In the evenings after dinner, parents and grandparents alike, pile the children into the car and take off on a ‘holiday light’ adventure. They go in search of the most extraordinary ‘holiday light’ displays they can find.

This says a lot about what brings us joy. To actually spend time driving around with no particular destination in mind, simply to experience the visions of others through their lights. Some people will pull over and park, in order to take in all its majesty. Others will get out and walk on over to get a closer look with the children by their side. There’s just something about the creativity of lights on a broad-spectrum. 

So, what about those who cannot fully cherish these holiday moments in the same way. Do you bring them along on this ‘holiday light adventure’? If not, why not? If so, What is done in order for them to feel the excitement and enjoy each moment? Including all loved ones in this type of outing strengthens the bonds amongst all and allows everyone to create enjoyable, long-lasting memories.

A photo of blurred multi-colored lights against a black backgroundl. Text overlaid reads "Holiday Vision"

How do I include those with sight loss in the Holiday life experience?

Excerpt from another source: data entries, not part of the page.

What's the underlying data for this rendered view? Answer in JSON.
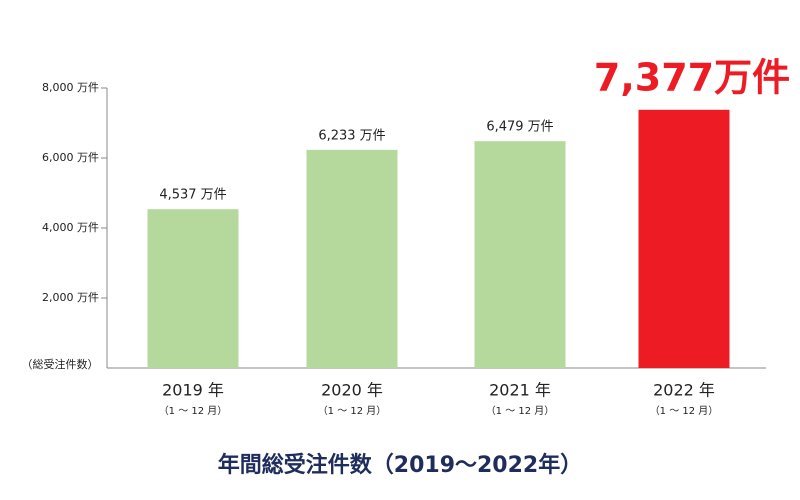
{
  "chart_data": {
    "type": "bar",
    "title": "年間総受注件数（2019〜2022年）",
    "y_label": "（総受注件数）",
    "categories": [
      "2019 年",
      "2020 年",
      "2021 年",
      "2022 年"
    ],
    "category_notes": [
      "（1 〜 12 月）",
      "（1 〜 12 月）",
      "（1 〜 12 月）",
      "（1 〜 12 月）"
    ],
    "values": [
      4537,
      6233,
      6479,
      7377
    ],
    "value_labels": [
      "4,537 万件",
      "6,233 万件",
      "6,479 万件",
      "7,377万件"
    ],
    "colors": [
      "#b5d99c",
      "#b5d99c",
      "#b5d99c",
      "#ed1c24"
    ],
    "ylim": [
      0,
      8000
    ],
    "yticks": [
      {
        "value": 2000,
        "label": "2,000 万件"
      },
      {
        "value": 4000,
        "label": "4,000 万件"
      },
      {
        "value": 6000,
        "label": "6,000 万件"
      },
      {
        "value": 8000,
        "label": "8,000 万件"
      }
    ]
  }
}
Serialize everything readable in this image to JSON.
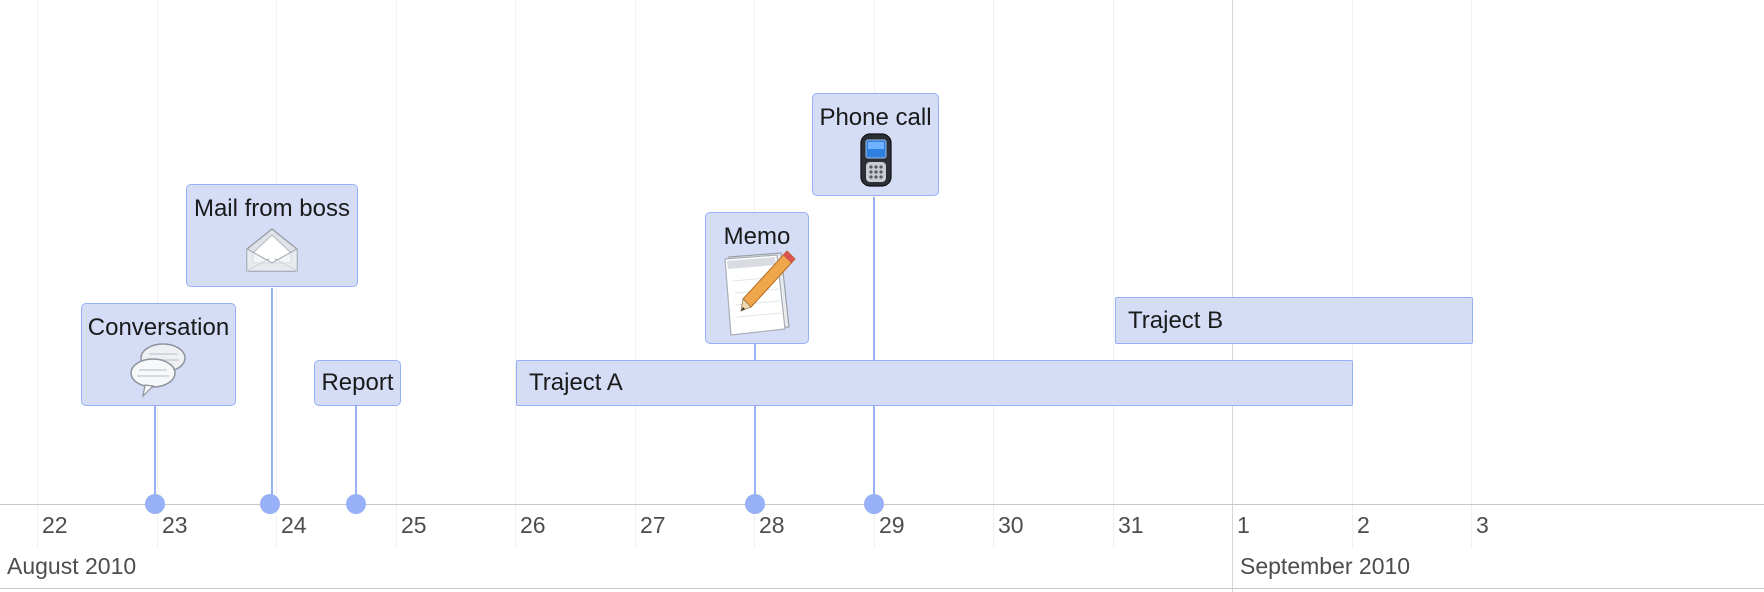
{
  "axis": {
    "tick_labels": [
      "22",
      "23",
      "24",
      "25",
      "26",
      "27",
      "28",
      "29",
      "30",
      "31",
      "1",
      "2",
      "3"
    ],
    "months": [
      "August 2010",
      "September 2010"
    ]
  },
  "events": {
    "conversation": {
      "label": "Conversation",
      "icon": "speech-bubbles-icon",
      "date": "2010-08-23"
    },
    "mail": {
      "label": "Mail from boss",
      "icon": "envelope-icon",
      "date": "2010-08-24"
    },
    "report": {
      "label": "Report",
      "date": "2010-08-24"
    },
    "memo": {
      "label": "Memo",
      "icon": "notepad-pencil-icon",
      "date": "2010-08-28"
    },
    "phone": {
      "label": "Phone call",
      "icon": "mobile-phone-icon",
      "date": "2010-08-29"
    }
  },
  "ranges": {
    "traject_a": {
      "label": "Traject A",
      "start": "2010-08-26",
      "end": "2010-09-02"
    },
    "traject_b": {
      "label": "Traject B",
      "start": "2010-08-31",
      "end": "2010-09-03"
    }
  },
  "colors": {
    "item_fill": "#d5ddf6",
    "item_border": "#97b0f8",
    "axis_text": "#4d4d4d"
  }
}
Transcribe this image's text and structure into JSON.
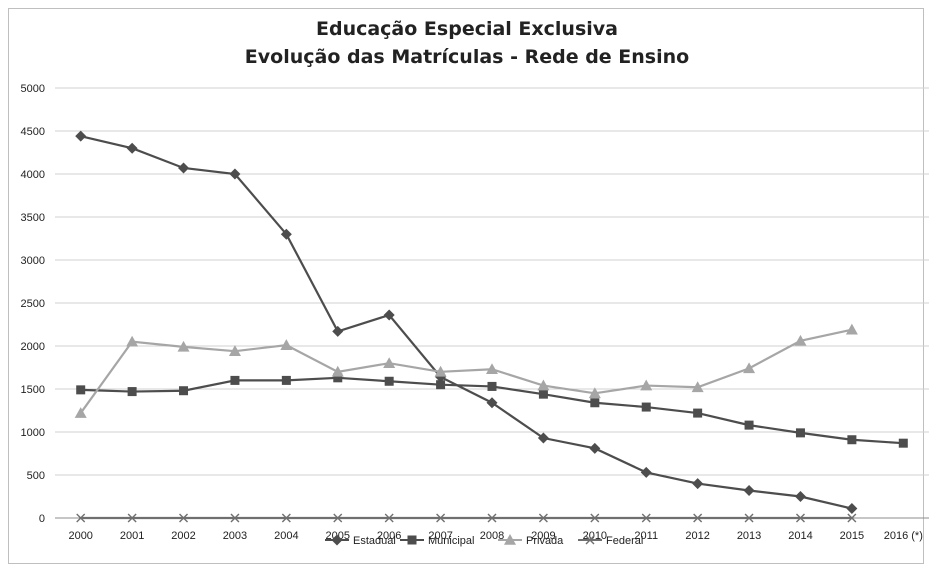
{
  "chart_data": {
    "type": "line",
    "title": "Educação Especial Exclusiva",
    "subtitle": "Evolução das Matrículas - Rede de Ensino",
    "xlabel": "",
    "ylabel": "",
    "categories": [
      "2000",
      "2001",
      "2002",
      "2003",
      "2004",
      "2005",
      "2006",
      "2007",
      "2008",
      "2009",
      "2010",
      "2011",
      "2012",
      "2013",
      "2014",
      "2015",
      "2016 (*)"
    ],
    "ylim": [
      0,
      5000
    ],
    "yticks": [
      "0",
      "500",
      "1000",
      "1500",
      "2000",
      "2500",
      "3000",
      "3500",
      "4000",
      "4500",
      "5000"
    ],
    "grid": true,
    "legend_position": "bottom",
    "series": [
      {
        "name": "Estadual",
        "marker": "diamond",
        "color": "#4d4d4d",
        "values": [
          4440,
          4300,
          4070,
          4000,
          3300,
          2170,
          2360,
          1640,
          1340,
          930,
          810,
          530,
          400,
          320,
          250,
          110,
          null
        ]
      },
      {
        "name": "Municipal",
        "marker": "square",
        "color": "#4d4d4d",
        "values": [
          1490,
          1470,
          1480,
          1600,
          1600,
          1630,
          1590,
          1550,
          1530,
          1440,
          1340,
          1290,
          1220,
          1080,
          990,
          910,
          870
        ]
      },
      {
        "name": "Privada",
        "marker": "triangle",
        "color": "#a6a6a6",
        "values": [
          1220,
          2050,
          1990,
          1940,
          2010,
          1700,
          1800,
          1700,
          1730,
          1540,
          1450,
          1540,
          1520,
          1740,
          2060,
          2190,
          null
        ]
      },
      {
        "name": "Federal",
        "marker": "x",
        "color": "#6f6f6f",
        "values": [
          0,
          0,
          0,
          0,
          0,
          0,
          0,
          0,
          0,
          0,
          0,
          0,
          0,
          0,
          0,
          0,
          null
        ]
      }
    ]
  }
}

Here are two words you need to take with you, in order for this process to head down the right road: 

1. Inclusive ~

Whether someone is blind, has severe vision loss, or is fully sighted, they have the need to feel wanted (included) by others. It can be deeply hurtful when those around you assume because of your lack of sight, you would not want to participate in outings. This is far from the truth. In fact, just being able to ride along in the car can be just enough to send their ‘happy meter needle’ towards high. A great way to lower everyone’s anxiety.

2. Descriptive ~

Since 80% of one’s learning comes by way of our sight, those with a high percentage of sight loss are at a disadvantage. When trying to receive information that requires vision, assistance may be needed. This is where descriptives come in. During this process, one would be reading or describing in some manner what the individual with sight loss is unable to interpret. For example: if you are out looking at holiday lights, describe their placement, colors, styles, etc. it’s these descriptives that bring clarity into blurred, fuzzy images as if you are painting a picture on the canvas of their mind.

Be inclusive, descriptive, and loving this holiday season and beyond. Not only will this make a difference in someone else’s life, but the smile that will spread across your heart will be like none other. Giving of yourself to help someone, not because you have to, but because you want to give of yourself is very rewarding.

Your thoughts are welcome, so leave a comment as to whether you found this article on Awareness & Sensitivity to be insightful and what your takeaway was. We value your feedback.

Connecting With Cheryl:

Image Description: 

A photo of blurred colored lights against a black background. Text overlaid on the photo reads “Holiday Visions.”

2 Comments

  1. Hi Katelon, I’m so sorry for the delay in responding to your kind comment. For some reason, I’m no longer notified when comments are left here but checked the comments section in the dashboard and found yours and others. This is such a sweet and thoughtful thing for you to do. Thank you so much for always brightening my day. I hope you had a nice holiday season and are well.

  2. Great suggestions. I thought of sight loss when I was writing out my messages in Holiday cards to my friends. I focused on writing bigger and more clearly so those using aids to read the messages will find it easier to read. This blog has made me more aware of that.